Top, the latent ideology of the top five influencers of each category is shown as a box plot representing the distribution of the ideology of the users who retweeted them. Bottom, the distributions for the users are shown in green and the distributions for the top 100 influencers of each news media category (computed as the median of the ideology of their retweeters) are displayed in purple. Box plots indicate the median and the 25th and 75th percentiles of the distributions with whiskers indicating the 5th and 95th percentiles. The sample size used for the computation of each box plot is reported to their side. Pie charts next to the influencers’ names represent the news categories to which they belong (weighted by their respective CI ranks in each category).

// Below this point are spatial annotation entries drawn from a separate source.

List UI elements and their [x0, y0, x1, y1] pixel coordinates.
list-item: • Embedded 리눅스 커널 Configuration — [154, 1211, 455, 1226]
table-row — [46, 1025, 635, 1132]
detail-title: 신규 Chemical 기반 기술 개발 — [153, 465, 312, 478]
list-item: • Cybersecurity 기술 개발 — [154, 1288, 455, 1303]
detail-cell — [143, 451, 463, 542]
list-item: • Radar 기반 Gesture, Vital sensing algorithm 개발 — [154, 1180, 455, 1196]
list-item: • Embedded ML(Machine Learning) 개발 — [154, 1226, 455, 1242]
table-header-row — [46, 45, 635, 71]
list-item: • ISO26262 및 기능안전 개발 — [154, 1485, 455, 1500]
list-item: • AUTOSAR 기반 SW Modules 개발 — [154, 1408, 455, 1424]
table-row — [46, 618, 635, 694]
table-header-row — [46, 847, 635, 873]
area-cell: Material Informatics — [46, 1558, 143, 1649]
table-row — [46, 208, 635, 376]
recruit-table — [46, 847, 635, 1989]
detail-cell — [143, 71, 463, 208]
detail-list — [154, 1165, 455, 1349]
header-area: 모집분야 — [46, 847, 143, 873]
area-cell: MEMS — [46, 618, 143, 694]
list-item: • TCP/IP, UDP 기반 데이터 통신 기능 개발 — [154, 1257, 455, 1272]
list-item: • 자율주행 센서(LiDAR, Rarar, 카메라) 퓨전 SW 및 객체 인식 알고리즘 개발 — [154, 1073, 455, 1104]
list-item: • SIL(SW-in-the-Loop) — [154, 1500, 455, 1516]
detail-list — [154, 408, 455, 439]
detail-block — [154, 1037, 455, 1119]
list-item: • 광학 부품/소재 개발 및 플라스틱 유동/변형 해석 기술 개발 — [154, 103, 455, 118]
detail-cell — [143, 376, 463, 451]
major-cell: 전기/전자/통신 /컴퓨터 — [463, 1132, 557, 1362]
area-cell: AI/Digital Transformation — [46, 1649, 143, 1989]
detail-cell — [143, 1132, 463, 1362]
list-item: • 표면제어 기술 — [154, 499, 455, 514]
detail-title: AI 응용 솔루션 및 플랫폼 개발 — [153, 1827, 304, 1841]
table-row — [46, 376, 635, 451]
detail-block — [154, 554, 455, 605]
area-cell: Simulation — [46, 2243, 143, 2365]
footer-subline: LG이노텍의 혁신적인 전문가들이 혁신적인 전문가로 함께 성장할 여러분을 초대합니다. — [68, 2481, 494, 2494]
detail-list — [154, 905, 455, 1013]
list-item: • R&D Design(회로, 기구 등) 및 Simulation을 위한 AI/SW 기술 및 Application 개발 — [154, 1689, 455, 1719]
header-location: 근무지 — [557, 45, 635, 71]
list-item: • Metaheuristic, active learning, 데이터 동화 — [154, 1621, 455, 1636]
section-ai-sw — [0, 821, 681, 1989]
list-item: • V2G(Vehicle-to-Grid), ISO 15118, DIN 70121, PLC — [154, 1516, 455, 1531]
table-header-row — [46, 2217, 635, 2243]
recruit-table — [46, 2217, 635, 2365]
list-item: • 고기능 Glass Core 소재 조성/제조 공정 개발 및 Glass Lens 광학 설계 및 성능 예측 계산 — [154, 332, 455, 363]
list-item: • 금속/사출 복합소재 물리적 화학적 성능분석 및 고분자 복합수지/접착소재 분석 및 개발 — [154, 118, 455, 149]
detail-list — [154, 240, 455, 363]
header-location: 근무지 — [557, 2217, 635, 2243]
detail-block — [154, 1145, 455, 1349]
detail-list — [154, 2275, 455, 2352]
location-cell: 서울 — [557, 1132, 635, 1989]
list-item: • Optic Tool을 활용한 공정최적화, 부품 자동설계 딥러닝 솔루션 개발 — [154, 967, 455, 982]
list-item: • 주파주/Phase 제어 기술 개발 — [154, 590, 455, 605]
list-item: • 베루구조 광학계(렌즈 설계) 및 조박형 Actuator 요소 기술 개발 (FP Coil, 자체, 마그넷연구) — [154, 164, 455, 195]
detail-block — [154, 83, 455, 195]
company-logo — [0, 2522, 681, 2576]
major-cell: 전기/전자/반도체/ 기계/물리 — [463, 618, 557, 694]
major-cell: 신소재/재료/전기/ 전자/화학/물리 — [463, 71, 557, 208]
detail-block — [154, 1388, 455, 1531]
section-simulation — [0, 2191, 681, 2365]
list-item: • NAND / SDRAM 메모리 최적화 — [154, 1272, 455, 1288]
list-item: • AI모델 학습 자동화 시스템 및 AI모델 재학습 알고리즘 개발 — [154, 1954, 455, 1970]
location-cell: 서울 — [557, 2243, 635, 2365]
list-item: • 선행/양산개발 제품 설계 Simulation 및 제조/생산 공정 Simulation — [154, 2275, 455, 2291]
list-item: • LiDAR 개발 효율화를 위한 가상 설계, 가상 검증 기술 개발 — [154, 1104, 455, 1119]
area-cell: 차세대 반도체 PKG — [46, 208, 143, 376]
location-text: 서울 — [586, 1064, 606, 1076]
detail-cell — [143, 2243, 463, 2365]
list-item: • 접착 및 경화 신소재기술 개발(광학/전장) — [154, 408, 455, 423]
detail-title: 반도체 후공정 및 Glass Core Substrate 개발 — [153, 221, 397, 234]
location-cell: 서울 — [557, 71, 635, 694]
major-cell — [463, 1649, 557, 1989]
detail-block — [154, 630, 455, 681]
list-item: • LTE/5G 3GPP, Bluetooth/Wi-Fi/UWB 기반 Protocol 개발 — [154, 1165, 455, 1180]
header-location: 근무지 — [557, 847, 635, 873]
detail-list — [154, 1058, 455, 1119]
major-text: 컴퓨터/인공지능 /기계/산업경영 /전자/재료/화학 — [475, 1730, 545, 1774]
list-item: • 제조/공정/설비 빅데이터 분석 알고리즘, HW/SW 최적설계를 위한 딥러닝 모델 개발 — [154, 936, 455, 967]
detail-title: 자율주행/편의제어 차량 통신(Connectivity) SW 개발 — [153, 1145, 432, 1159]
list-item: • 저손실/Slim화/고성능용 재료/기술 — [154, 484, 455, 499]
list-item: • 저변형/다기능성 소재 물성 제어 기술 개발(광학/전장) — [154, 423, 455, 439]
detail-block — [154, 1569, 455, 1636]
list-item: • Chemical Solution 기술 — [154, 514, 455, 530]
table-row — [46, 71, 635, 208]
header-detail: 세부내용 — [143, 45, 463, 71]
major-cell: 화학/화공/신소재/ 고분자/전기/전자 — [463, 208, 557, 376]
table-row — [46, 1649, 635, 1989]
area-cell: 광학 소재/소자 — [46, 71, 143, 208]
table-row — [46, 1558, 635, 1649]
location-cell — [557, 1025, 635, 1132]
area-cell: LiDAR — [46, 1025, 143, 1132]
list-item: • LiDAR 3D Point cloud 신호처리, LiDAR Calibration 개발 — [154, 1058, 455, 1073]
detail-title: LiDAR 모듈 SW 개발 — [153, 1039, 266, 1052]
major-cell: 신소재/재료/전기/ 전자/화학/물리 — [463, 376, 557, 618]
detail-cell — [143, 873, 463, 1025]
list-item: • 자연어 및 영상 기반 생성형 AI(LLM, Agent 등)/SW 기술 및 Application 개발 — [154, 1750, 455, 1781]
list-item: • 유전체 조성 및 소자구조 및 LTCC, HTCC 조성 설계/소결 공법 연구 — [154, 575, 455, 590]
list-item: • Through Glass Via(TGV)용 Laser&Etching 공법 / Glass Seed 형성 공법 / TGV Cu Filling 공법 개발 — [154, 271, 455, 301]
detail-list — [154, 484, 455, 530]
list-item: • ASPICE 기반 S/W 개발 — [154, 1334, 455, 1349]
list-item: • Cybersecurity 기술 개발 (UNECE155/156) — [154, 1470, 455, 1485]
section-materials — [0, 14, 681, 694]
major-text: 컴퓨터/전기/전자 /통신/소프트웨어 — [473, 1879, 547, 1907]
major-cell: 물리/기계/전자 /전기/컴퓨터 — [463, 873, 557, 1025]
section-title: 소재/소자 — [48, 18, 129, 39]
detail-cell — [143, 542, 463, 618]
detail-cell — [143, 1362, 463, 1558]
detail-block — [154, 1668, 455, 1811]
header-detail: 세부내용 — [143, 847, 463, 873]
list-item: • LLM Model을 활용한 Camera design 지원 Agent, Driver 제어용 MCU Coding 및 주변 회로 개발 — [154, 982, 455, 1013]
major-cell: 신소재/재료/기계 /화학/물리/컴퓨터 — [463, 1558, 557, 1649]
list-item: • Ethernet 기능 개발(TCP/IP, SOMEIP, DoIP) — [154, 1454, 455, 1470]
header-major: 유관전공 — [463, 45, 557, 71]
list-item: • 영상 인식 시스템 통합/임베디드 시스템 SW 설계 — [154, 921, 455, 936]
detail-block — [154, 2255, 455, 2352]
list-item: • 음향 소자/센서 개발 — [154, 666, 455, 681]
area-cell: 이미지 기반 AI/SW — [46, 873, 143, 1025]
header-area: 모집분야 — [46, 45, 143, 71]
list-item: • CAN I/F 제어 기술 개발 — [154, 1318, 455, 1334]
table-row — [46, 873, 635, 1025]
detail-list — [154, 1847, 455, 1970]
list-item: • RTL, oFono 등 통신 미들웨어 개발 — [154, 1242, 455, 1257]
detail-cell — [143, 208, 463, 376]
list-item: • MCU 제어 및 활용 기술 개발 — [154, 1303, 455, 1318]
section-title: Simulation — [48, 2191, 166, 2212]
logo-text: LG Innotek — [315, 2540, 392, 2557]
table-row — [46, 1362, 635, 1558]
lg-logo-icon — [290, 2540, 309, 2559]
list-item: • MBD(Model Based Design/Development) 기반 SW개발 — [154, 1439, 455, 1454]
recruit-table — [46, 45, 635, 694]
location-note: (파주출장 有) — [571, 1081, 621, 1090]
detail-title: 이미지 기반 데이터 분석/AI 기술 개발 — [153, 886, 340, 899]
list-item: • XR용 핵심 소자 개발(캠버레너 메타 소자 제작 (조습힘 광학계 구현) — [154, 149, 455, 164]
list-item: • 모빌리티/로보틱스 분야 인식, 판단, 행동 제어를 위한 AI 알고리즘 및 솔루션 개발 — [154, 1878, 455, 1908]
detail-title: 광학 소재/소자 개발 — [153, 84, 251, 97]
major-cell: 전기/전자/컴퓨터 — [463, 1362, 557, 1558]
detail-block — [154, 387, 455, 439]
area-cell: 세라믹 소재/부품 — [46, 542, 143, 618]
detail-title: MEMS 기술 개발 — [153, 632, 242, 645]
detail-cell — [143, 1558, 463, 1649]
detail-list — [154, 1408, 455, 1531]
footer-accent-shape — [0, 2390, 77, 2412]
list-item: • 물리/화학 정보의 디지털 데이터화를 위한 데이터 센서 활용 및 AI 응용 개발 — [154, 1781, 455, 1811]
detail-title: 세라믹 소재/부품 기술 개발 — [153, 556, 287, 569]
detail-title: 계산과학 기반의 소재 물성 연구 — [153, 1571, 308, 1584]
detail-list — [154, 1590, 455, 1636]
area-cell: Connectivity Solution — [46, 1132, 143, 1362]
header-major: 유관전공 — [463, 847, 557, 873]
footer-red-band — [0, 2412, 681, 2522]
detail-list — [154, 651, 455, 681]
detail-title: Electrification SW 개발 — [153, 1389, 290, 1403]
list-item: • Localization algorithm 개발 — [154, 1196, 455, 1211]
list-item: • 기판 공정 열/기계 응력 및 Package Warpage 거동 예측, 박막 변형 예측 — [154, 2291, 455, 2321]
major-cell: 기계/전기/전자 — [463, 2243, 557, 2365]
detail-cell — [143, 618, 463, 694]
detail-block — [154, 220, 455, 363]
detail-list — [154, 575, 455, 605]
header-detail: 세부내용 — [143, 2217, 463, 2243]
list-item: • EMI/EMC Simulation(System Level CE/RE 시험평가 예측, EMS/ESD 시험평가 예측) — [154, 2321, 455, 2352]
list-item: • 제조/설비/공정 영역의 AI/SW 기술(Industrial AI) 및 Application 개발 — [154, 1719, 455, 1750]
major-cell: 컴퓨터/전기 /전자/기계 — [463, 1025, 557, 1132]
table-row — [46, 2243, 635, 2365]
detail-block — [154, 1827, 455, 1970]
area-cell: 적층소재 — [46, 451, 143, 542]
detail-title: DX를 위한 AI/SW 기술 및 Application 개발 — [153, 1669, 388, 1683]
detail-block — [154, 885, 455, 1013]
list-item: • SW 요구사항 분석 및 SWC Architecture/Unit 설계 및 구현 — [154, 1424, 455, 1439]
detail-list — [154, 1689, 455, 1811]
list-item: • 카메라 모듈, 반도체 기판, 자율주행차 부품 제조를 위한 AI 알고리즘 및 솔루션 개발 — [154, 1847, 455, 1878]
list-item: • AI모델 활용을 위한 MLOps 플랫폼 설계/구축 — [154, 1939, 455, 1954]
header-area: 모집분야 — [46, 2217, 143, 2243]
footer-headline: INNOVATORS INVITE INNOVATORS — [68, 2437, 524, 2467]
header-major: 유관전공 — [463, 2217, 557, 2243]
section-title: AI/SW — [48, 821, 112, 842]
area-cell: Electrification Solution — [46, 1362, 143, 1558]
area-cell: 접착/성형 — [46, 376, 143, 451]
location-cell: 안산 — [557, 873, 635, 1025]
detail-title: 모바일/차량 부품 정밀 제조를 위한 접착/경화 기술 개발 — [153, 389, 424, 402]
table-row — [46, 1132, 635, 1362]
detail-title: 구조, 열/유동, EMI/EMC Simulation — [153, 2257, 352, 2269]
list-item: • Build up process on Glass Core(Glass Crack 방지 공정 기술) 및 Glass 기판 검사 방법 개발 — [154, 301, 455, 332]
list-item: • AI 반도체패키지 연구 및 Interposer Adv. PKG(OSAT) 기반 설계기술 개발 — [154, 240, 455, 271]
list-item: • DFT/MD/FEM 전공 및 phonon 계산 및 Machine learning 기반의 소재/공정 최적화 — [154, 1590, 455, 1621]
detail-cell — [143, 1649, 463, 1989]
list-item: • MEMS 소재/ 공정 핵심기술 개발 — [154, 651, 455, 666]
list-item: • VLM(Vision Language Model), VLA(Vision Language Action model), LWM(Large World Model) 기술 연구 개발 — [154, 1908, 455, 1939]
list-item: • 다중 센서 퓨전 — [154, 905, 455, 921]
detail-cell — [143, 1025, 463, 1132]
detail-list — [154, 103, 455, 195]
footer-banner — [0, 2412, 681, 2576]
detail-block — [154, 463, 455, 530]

To resolve whether the increase in polarization is caused by the arrival of new users and influencers in 2020, we repeat the analysis including (1) only users (shown in Supplementary Fig. 6), (2) only influencers (Supplementary Fig. 7) and (3) both users and influencers (Supplementary Fig. 8) that were active during both elections. In all three cases we observe an increase of the HDT statistics (see Supplementary Fig. 9 and Supplementary Table 10) that means that the change in behaviour of the users in selecting whom to send their retweets contributes to the polarization increase. The largest increase in HDT for the user distribution arises when all users from years 2016 and 2020 and only influencers that were present during both years are considered (+0.08). This setting also corresponds to the smallest increase of the dip test of the influencer distribution (+0.01, within CI95), suggesting that the new influencers of 2020 have more polarized ideologies than the influencers who continued from 2016 to 2020. Thus, we conclude that the increased polarization of the users is caused, to a substantial extent, by the arrival and departure of users between elections (Supplementary Fig. 9 and Supplementary Table 10).
Figure 6 reveals a clear increase in polarization of the users and influencers in 2020 compared to 2016 and an alignment of their latent ideologies in two distinct groups, mirroring the news media classification groupings seen in Fig. 5 and Supplementary Fig. 6. This echo chamber behaviour for users became more concentrated in 2020, with two clearly opposite poles that had fewer influencers having a user base bridging opposite ideologies.
These results also independently confirm the shift of news outlets and influencers from the centre to the right and left observed using the news media classifications by external sources. Indeed, we find an extremely high correlation (above 0.90 for 2016 and 2020) between the users’ latent ideology position and their left- or right-leaning distribution computed using the news media categories in which they posted (see Methods for details). This high correlation indicates that the shift in bias observed at the level of the media outlets is also present at the level of the users’ retweeting pattern and serves as an independent validation of the media outlet classification.